Redshift GROUP BY time interval

Question

Currently, I have the following raw data in redshift.

timestamp                   ,lead
==================================
"2008-04-09 10:02:01.000000",true
"2008-04-09 10:03:05.000000",true
"2008-04-09 10:31:07.000000",true
"2008-04-09 11:00:05.000000",false
...

So, I would like to generate an aggregated data, with interval of 30 mins. My wished outcome is

timestamp                   ,count
==================================
"2008-04-09 10:00:00.000000",2
"2008-04-09 10:30:00.000000",1
"2008-04-09 11:00:00.000000",0
...

I had referred to https://stackoverflow.com/a/12046382/3238864 , which is valid for PostgreSQL.

I try to mimic the code posted, by using

with thirty_min_intervals as (
    select
      (select min(timestamp)::date from events) + ( n    || ' minutes')::interval start_time,
      (select min(timestamp)::date from events) + ((n+30) || ' minutes')::interval end_time
    from generate_series(0, (24*60), 30) n
)
select count(CASE WHEN lead THEN 1 END) from events e
right join thirty_min_intervals f
on e.timestamp >= f.start_time and e.timestamp < f.end_time
group by f.start_time, f.end_time
order by f.start_time;

However, I'm getting error

[0A000] ERROR: Specified types or functions (one per INFO message) not supported on Redshift tables.

May I know, what is the good way to perform aggregation data calculation, of N interval, in redshift.
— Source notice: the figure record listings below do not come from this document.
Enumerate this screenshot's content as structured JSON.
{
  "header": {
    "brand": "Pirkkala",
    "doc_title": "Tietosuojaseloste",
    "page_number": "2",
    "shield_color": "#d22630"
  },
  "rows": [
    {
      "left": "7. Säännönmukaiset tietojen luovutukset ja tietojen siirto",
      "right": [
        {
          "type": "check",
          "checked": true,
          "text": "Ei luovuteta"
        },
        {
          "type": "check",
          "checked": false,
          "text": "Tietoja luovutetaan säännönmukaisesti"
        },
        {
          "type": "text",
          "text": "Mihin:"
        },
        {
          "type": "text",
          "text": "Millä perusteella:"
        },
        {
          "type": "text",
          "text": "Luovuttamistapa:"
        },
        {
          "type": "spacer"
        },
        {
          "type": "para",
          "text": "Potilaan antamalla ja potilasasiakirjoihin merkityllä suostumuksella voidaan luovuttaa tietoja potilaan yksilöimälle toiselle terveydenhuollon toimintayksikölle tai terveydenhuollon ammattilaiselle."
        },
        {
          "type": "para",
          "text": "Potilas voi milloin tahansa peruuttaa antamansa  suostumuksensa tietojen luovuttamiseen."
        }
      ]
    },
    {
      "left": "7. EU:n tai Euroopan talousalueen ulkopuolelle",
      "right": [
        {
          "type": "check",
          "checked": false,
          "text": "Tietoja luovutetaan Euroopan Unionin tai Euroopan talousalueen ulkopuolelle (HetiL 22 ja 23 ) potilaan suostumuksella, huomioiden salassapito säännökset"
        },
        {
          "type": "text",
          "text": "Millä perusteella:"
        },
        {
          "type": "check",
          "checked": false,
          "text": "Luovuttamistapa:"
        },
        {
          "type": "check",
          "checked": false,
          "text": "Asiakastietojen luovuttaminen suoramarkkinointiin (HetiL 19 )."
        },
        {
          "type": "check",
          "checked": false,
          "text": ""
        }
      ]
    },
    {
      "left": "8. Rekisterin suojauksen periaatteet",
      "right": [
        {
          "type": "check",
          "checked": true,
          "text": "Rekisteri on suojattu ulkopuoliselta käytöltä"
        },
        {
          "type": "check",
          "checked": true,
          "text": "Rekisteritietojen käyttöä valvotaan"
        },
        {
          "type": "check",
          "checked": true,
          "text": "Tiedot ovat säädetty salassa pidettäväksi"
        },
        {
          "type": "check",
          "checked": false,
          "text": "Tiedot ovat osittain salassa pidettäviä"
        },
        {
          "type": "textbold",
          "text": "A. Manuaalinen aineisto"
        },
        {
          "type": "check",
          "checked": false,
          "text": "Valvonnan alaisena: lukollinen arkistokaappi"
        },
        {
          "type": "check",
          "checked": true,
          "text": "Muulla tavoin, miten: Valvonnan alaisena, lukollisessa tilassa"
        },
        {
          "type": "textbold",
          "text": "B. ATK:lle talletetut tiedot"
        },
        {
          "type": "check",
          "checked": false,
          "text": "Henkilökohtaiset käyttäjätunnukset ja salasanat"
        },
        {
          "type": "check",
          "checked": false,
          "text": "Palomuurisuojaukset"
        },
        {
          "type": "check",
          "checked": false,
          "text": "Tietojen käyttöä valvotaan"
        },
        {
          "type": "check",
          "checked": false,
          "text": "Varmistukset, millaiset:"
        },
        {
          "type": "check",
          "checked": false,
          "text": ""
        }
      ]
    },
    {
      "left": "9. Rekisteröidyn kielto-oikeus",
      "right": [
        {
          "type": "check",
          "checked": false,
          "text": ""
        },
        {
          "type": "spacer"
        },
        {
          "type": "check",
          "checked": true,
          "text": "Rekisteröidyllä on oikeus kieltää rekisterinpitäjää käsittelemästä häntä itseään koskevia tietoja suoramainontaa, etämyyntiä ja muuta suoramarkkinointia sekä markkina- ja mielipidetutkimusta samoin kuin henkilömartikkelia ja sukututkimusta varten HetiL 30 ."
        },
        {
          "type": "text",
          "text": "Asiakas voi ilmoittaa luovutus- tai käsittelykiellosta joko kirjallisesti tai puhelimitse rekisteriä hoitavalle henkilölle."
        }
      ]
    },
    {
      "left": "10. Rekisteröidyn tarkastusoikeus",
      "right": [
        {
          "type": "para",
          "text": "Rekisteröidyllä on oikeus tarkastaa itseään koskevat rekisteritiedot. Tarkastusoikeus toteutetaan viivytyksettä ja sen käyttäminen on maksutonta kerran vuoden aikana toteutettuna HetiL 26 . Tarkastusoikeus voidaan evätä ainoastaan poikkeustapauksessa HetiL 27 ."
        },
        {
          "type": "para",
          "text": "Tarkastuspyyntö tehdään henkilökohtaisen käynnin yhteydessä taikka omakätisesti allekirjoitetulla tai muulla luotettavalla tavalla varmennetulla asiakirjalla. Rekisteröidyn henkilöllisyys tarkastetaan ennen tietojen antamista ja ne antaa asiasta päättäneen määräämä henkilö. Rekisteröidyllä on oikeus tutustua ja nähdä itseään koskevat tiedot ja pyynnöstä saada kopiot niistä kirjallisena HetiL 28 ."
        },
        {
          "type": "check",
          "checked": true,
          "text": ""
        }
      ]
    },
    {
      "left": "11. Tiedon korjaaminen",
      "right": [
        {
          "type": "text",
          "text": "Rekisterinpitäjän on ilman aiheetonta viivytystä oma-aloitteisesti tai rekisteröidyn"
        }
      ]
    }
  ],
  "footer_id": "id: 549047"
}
Amazon-redshift does not support `generate_series()` function. [Refer this for unsupported postgresql features](http://docs.aws.amazon.com/redshift/latest/dg/c_unsupported-postgresql-functions.html) — Viki888, Feb 06 '17 at 08:23
But if you run the bare command `select * from generate_series(0, (24*60), 30) n;` in redshift, it runs ok. — Cheok Yan Cheng, Feb 06 '17 at 08:54
Yes. The `generate_series` will be working in parent node. If you try to access the redshift table in query which has generate_series, it will through you this error, since the child node will not support generate_series() function. If your query does not access redshift tables, then generate_series() function will give you result. — Viki888, Feb 06 '17 at 09:09
One option is to create a table that has a list of times in 30-minute intervals, then join against it. I think that `generate_series()` can be used to create the table. — John Rotenstein, Feb 06 '17 at 09:43
@JohnRotenstein You can not create a table using `generate_series()`. Redshift does not support it. You have to create such table with multiple select queries. — Viki888, Feb 07 '17 at 08:01

hibernado · Answer 1 · 2018-11-27T17:39:59.877

Joe's answer is a great neat solution. I feel one should always consider how the data is distributed and sorted when you are working in Redshift. It can have a dramatic impact on performance.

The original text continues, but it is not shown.